Anggaran dasar perguruan tinggi atau statuta di Universitas Indonesia mengalami perubahan lewat Peraturan Pemerintah (PP) Nomor 75 Tahun 2021 tentang Statuta Universitas Indonesia (UI).
Imbasnya Rektor UI Prof Ari Kuncoro tidak lagi melanggar aturan rangkap jabatan sebagai komisaris di BUMN Bank Rakyat Indonesia (BRI). Sebelum PP 75/2021 ditetapkan dan diundangkan pada 2 Juli 2021, muncul polemik rangkap jabatan.
Rangkap jabatan Rektor UI dianggap melanggar Peraturan Pemerintah Nomor 68 Tahun 2013 tentang Statuta UI. Namun, statuta UI tahun 2013 itu telah direvisi.

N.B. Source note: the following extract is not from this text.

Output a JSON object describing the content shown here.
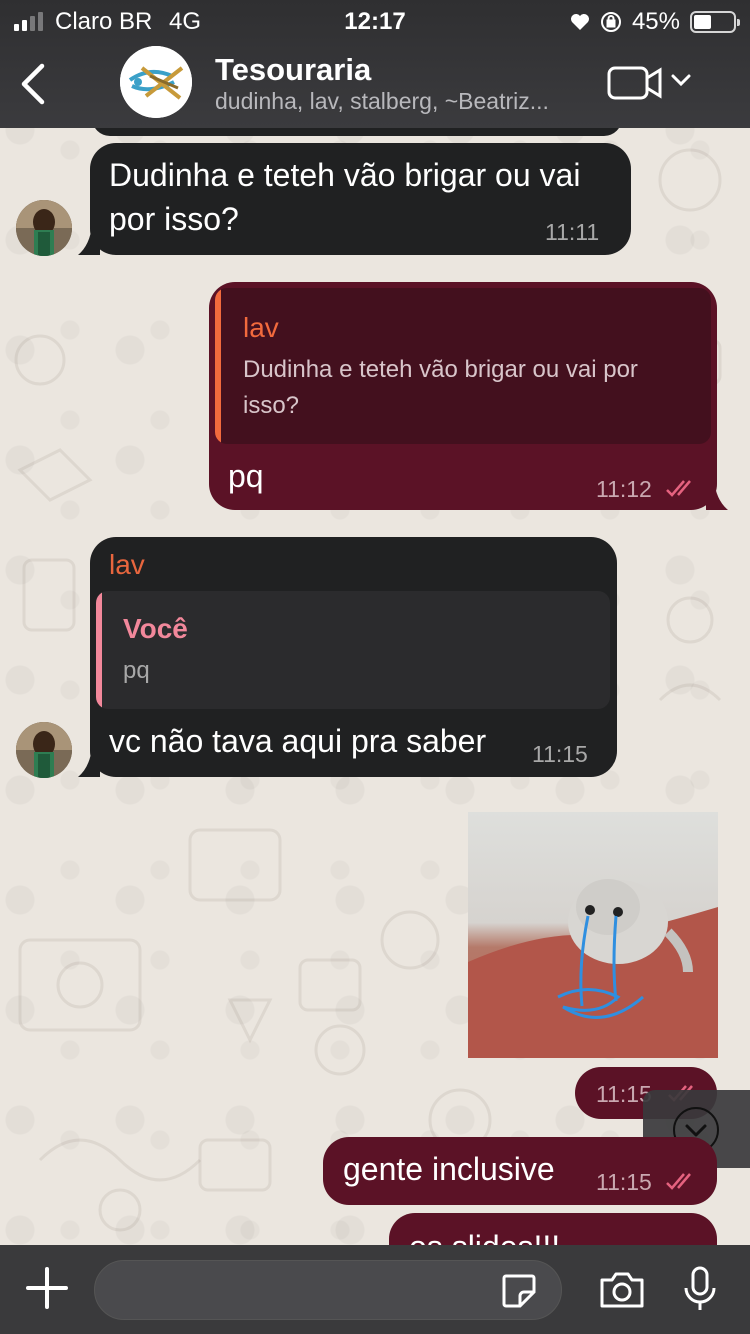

Sebelumnya dalam Pasal 35 Huruf c PP 68/2013 menyebutkan rektor dan wakil rektor dilarang merangkap jabatan sebagai pejabat pada badan usaha milik negara/daerah maupun swasta. Larangan dengan tegas menyebut pejabat berarti semua jabatan.
Kini larangan rangkap jabatan diubah hanya untuk direksi sebagaimana Pasal 39 Huruf c PP 75/2021 bahwa rektor dan wakil rektor, sekretaris universitas, dan kepala badan dilarang merangkap sebagai sebagai direksi pada badan usaha milik negara/daerah maupun swasta. Dengan demikian, mereka bisa menjabat komisaris.
Berikutnya Pasal 39 Huruf a dan b PP 75/2021 menyebut rektor, wakil rektor, sekretaris, dan kepala badan dilarang rangkap jabatan sebagai pejabat struktural pada perguruan tinggi lain, baik yang diselenggarakan pemerintah maupun masyarakat dan pejabat struktural pada instansi pemerintah pusat maupun daerah. Maksud dari pejabat struktural mengacu Undang-Undang Nomor 5 Tahun 2Ol4 tentang Aparatur Sipil Negara.
Dengan demikian, para pejabat UI tersebut bisa rangkap jabatan non-struktural di perguruan tinggi lain dan instansi pemerintah pusat/daerah.